= Charlie Meyerson =

American journalist

Charlie Meyerson is a radio and Internet journalist.

Meyerson was the morning news anchor and Chicago City Hall reporter for WXRT-FM from 1979 to 1989, during which he also served as an adjunct newswriting instructor at Columbia College Chicago from 1982 to 1986.

In October 1989, he left WXRT to become news director, morning news anchor and public affairs director at WNUA-FM, where he served until 1998, also freelancing as columnist for the Wednesday Journal newspaper of Oak Park, Illinois, from 1991 to 1993.

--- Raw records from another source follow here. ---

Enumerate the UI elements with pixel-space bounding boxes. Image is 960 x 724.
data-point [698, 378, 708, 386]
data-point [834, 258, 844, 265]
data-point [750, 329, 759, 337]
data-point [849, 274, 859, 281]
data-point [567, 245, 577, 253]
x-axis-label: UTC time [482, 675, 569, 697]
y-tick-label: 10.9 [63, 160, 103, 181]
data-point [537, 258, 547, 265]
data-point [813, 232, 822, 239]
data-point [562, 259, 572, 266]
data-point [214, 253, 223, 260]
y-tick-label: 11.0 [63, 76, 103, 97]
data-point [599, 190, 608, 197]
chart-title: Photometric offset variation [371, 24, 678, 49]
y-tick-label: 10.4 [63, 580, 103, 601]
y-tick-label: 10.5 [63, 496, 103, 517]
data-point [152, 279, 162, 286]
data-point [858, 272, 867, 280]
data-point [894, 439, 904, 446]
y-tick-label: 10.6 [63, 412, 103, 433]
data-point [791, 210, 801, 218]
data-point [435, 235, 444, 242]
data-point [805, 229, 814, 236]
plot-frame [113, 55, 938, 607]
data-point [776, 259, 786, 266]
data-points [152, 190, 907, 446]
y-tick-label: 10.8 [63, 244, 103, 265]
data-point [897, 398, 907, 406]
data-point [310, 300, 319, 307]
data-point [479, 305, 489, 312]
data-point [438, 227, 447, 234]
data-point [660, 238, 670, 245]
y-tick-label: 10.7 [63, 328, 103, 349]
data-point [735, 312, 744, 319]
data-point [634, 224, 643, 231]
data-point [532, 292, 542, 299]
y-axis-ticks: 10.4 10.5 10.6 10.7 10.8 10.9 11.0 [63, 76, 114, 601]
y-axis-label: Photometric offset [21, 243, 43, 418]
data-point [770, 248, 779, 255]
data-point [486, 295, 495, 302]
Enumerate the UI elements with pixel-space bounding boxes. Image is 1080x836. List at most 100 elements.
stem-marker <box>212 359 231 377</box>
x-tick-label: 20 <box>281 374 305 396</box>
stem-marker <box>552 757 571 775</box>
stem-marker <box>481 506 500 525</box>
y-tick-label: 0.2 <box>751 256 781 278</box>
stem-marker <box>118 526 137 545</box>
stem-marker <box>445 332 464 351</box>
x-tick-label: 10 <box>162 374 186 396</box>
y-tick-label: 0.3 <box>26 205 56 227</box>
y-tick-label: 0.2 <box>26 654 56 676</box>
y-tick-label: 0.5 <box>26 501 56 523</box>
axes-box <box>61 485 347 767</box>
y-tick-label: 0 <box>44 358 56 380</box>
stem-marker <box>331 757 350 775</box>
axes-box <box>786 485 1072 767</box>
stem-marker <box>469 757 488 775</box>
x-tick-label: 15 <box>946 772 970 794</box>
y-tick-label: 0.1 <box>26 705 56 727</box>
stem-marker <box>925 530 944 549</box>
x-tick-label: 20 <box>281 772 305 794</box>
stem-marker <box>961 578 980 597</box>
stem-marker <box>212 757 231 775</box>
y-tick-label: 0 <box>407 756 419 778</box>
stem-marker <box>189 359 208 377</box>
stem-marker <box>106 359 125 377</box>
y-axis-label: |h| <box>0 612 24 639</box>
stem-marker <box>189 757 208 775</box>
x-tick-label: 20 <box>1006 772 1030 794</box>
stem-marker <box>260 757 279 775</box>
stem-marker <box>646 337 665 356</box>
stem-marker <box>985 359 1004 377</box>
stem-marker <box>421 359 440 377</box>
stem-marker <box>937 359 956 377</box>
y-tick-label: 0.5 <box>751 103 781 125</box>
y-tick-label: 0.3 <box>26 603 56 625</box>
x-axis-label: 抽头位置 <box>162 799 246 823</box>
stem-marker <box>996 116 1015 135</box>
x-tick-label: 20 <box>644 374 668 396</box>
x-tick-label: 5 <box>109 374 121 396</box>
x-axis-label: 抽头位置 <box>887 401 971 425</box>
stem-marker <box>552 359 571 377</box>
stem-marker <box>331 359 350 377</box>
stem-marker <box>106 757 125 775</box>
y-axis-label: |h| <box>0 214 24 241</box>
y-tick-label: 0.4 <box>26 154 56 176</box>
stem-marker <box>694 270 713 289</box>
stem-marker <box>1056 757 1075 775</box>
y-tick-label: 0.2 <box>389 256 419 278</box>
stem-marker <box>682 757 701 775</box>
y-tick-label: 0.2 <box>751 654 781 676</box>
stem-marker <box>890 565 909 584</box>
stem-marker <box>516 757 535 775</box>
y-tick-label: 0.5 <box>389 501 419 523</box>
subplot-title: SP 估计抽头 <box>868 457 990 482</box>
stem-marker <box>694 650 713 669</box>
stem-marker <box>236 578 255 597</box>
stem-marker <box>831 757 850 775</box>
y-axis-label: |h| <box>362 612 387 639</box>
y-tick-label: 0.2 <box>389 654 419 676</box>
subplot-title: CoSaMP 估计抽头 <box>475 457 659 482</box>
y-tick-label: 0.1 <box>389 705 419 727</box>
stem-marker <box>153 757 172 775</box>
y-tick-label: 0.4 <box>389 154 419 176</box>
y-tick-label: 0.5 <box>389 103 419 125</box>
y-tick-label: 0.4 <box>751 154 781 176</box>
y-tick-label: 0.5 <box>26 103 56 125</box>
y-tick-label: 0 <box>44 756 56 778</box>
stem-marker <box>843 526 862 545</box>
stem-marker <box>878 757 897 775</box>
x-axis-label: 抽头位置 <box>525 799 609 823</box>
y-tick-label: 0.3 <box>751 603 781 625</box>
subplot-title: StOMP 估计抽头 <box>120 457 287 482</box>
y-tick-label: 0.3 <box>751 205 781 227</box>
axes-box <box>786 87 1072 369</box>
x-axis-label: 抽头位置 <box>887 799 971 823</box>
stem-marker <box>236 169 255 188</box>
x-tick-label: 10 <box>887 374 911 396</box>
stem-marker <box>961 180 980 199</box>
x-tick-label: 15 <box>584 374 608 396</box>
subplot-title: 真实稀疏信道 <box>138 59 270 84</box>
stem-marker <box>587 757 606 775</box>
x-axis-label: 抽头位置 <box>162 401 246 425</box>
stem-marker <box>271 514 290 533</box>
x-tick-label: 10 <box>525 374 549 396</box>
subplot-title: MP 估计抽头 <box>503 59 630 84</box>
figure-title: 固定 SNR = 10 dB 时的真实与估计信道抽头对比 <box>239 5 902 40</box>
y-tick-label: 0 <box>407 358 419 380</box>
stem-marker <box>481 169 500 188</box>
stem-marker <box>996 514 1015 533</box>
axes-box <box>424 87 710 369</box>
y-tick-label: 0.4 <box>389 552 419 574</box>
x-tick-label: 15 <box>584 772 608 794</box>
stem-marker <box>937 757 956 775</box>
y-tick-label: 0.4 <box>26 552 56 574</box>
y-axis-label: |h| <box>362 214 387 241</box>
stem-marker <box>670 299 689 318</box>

In 1998, he began an almost 11-year run as Tribune Daywatch columnist, editor and senior producer at chicagotribune.com, the Chicago Tribune Internet edition, and as a contributor to newscasts on WGN-AM 720 in Chicago. He became news director at WGN on August 6, 2009, and left on June 17, 2011.

From 2011 to 2012, he was Chicago bureau chief, based at Chicago City Hall, for FM News Chicago, WIQI-FM 101.1.

In August 2012, he signed on as adjunct professor of journalism at Roosevelt University.

In fall 2012, he served as adjunct lecturer in journalism at Northwestern University.

In June 2013, he joined the team preparing to launch HearHere Radio's smartphone-based news radio startup Rivet, as head of news. In April 2015, he signed on full-time as vice president of Rivet News for the newly renamed parent company, Rivet Radio Inc. In 2016, he transitioned to an advisory role as vice president for editorial and development. With his Rivet colleagues, he was awarded a U.S. patent in 2016 for delivering a "contextually relevant media content stream based on listener preference."

In January 2017, Meyerson launched an independent news site ("Chicago's new front page"), Chicago Public Square.

Among the awards for Meyerson's work: A national Edward R. Murrow Award for audio investigative reporting in 2016 from the Radio Television Digital News Association.